I haven’t had a weekend with my college girlfriends since my wedding five years ago. This past weekend we did something about it. We are spread out around the country, so we picked a location and all met there. Vegas! It wasn’t exactly the wild Vegas trip people might expect from a bunch of college girls reuniting. This trip was a guy’s worst nightmare: days of nonstop chatter and catching up over ice cream and fun meals. We actually hardly left the hotel, which (me being the explorer) would typically bother me. Not this time. Five tired moms getting much-needed sleep, comfort from a friend’s ear and advice, and some good vitamin D at the pool.
We covered so many interesting topics, and I had plenty of aha moments. One that I want to share had to do with health and hard times. Each of us had the chance to tell our scary stories of motherhood, whether it was a risky delivery, postpartum depression, an autism scare, or H’s palate repair surgery. One friend received news while on the trip that her son would be having surgery on his skull. It seems nobody escapes scary motherhood experiences. So how do you get through them in a healthy way? For us, it seemed the answer was having friends by your side calling and checking in and praying for you. Regardless of where you are in your faith, when your child is having health problems and the situation is out of your control, you are desperate, and the idea of a God who loves your child and wants to protect him and has the power to move mountains is comforting. We also concluded that, during these times, it is important to share what’s going on; otherwise nobody can help you.
Another interesting topic of course was marriage and lifestyle. Spending an entire weekend listening to the ins and outs of each girl’s life gave me a chance to evaluate my life. One of my friends lives in Austin, and she shared that her family spends the weekend together biking into town and going to parks and really just poking around. For me, who lives out in the country, this sounded heavenly. I didn’t realize just how much I missed city living until I listened to her talk. Another friend talked about her tight community of friends from church. She said after she had her baby, she received meals for two months. Listening to her, I realized something obvious: you have to put in what you want to get out of something. It’s no wonder my church life and community don’t sound like hers; I simply go and listen to the sermon, say hello to the very few people I know, and leave. My friend helped me realize how much I missed being part of a close community.
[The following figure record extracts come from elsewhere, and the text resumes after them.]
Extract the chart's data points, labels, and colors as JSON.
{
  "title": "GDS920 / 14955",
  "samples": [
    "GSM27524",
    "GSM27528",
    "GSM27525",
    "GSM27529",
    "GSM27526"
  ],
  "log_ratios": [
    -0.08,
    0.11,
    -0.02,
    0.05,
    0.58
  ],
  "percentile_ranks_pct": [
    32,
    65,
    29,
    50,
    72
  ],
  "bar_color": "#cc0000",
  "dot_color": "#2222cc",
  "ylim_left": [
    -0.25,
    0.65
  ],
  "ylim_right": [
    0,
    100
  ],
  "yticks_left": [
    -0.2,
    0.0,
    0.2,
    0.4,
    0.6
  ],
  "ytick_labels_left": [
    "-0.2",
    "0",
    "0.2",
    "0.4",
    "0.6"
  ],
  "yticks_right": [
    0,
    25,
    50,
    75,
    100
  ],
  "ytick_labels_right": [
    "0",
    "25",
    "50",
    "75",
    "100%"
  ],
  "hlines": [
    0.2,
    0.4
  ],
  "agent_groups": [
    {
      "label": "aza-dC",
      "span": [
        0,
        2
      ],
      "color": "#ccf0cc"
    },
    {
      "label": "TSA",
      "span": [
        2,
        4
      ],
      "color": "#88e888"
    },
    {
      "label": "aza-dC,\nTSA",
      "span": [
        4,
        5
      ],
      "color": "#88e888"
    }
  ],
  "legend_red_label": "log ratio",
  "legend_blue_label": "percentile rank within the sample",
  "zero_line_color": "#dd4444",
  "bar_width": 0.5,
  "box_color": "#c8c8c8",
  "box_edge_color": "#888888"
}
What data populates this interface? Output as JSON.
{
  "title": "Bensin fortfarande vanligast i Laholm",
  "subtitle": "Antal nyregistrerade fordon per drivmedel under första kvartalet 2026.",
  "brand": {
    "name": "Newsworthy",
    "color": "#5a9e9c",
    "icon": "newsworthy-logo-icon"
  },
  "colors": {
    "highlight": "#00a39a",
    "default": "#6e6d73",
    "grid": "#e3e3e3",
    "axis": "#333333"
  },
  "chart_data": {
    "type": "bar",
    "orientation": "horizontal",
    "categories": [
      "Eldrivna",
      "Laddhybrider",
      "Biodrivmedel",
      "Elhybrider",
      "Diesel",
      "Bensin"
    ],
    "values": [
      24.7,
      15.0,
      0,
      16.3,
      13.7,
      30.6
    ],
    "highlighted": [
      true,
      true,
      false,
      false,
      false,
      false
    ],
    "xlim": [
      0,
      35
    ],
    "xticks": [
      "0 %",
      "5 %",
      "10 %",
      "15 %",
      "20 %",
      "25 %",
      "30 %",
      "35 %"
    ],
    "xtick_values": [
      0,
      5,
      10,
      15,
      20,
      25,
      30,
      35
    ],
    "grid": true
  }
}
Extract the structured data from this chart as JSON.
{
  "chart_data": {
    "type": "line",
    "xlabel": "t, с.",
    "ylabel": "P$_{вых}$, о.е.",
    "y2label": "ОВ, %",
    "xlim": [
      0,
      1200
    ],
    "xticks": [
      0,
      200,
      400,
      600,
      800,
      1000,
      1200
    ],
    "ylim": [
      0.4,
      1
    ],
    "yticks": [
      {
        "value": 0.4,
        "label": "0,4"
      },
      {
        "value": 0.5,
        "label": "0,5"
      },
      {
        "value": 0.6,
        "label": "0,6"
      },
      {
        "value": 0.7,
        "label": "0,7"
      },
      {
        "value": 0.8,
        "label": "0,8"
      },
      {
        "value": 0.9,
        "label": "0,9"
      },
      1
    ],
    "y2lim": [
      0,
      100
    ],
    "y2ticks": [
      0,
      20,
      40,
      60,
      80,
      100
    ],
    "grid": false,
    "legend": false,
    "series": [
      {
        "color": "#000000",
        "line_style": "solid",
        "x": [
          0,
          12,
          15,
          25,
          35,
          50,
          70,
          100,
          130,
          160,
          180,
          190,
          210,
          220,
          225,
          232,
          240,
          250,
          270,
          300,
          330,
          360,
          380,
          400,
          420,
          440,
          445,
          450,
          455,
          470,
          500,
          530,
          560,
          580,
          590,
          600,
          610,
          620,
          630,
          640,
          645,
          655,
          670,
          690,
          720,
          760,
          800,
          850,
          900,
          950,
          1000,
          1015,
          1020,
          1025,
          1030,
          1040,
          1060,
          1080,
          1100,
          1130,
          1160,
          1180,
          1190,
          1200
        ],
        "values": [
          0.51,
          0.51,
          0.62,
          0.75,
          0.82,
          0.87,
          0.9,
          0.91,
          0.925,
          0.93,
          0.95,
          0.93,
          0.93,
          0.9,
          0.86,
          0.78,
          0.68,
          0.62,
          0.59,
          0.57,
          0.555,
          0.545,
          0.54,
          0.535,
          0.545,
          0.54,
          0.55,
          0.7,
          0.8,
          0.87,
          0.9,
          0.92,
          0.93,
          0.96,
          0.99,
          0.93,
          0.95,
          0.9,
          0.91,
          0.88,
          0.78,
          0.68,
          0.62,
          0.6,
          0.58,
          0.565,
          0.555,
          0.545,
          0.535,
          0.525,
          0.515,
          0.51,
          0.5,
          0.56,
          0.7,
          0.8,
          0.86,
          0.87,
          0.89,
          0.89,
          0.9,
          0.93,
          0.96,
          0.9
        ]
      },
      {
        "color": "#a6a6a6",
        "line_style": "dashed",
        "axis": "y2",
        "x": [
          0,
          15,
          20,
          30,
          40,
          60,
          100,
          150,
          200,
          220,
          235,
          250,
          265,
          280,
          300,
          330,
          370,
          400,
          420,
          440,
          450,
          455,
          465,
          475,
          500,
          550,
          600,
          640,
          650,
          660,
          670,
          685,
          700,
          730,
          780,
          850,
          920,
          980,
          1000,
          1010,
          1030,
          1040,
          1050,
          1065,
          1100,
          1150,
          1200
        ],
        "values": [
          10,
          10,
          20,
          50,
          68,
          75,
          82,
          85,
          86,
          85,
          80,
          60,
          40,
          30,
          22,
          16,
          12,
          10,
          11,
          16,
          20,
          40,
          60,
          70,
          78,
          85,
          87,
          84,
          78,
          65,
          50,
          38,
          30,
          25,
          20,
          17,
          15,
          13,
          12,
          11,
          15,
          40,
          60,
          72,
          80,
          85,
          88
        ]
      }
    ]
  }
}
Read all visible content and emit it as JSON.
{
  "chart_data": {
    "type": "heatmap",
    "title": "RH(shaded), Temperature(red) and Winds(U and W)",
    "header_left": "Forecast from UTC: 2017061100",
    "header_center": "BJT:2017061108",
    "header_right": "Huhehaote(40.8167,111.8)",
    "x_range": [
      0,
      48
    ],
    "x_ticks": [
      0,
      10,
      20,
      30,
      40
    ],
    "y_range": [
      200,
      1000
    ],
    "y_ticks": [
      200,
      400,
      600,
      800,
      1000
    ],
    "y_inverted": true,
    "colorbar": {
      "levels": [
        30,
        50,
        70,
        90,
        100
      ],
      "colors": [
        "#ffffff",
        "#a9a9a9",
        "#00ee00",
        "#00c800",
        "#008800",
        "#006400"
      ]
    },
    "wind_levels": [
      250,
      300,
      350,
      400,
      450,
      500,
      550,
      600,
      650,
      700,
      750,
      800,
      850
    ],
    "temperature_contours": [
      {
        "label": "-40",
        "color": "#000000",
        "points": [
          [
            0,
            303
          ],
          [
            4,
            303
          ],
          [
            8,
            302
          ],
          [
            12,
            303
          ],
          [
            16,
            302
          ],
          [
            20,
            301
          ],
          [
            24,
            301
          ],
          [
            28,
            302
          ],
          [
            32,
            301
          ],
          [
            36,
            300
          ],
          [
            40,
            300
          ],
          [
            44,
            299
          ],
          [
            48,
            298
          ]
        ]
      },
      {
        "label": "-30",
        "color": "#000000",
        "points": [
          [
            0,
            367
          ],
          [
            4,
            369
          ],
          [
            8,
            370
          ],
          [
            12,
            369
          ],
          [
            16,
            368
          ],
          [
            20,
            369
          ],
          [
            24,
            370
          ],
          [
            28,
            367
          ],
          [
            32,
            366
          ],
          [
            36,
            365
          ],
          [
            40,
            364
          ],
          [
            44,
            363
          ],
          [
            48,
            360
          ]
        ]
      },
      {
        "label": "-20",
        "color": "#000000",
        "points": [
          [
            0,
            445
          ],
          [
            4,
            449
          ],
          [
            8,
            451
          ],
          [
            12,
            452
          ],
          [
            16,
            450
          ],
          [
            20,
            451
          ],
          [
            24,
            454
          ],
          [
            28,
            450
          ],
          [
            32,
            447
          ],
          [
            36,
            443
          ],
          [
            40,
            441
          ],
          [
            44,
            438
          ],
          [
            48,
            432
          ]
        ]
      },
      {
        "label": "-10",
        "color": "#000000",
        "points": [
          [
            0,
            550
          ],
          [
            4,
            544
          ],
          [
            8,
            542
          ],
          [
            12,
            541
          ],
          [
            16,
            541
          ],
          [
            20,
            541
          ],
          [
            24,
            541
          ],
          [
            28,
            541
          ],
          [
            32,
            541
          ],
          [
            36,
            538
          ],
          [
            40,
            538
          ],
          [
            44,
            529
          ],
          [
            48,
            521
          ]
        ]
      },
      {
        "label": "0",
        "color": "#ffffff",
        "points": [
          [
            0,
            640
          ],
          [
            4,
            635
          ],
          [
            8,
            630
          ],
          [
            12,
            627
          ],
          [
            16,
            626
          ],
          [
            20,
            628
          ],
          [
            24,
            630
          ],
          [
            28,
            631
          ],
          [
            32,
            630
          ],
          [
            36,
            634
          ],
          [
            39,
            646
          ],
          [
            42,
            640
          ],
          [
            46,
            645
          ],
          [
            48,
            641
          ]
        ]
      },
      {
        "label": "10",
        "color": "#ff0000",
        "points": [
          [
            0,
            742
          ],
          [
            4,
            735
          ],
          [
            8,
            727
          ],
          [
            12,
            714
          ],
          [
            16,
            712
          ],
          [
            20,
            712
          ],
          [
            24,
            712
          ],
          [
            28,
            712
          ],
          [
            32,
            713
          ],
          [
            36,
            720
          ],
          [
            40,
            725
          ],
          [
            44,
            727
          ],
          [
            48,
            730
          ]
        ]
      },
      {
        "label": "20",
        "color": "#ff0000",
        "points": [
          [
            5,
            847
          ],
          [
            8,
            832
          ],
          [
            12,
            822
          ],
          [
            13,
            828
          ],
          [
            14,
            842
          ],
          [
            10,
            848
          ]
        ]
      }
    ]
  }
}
We also spent time talking about the BFF, best friend forever. As your life changes, you change, locations change, and your childhood BFF might not be the BFF you need now. The fact remains, it’s important to have a go-to friend. Someone you can share life’s dirty deets with aside from your spouse. So how do you find that person? People are pretty open about being on the hunt for a boyfriend or spouse, but a BFF? Not so much. When Reagan and I moved to Maple Valley five years ago, I figured it would be a breeze to find new friends. Don’t get me wrong; I know many lovely people in Maple Valley whom I adore. I just don’t have that BFF who lives close by. It would be so great to have a friend nearby so that, when Reagan is on the campaign trail, H and I could go visit. Someone at the same age and stage. I realize now I do need that, and I am going to make a bigger effort with the people I have met. Again, you gotta put in what you want to get out of something.
What a wonderful weekend. I am truly blessed to have these amazing ladies in my life. I also feel completely refreshed and so excited to be back with my husband and son. Nothing like a little time away to make you REALLY appreciate what you have.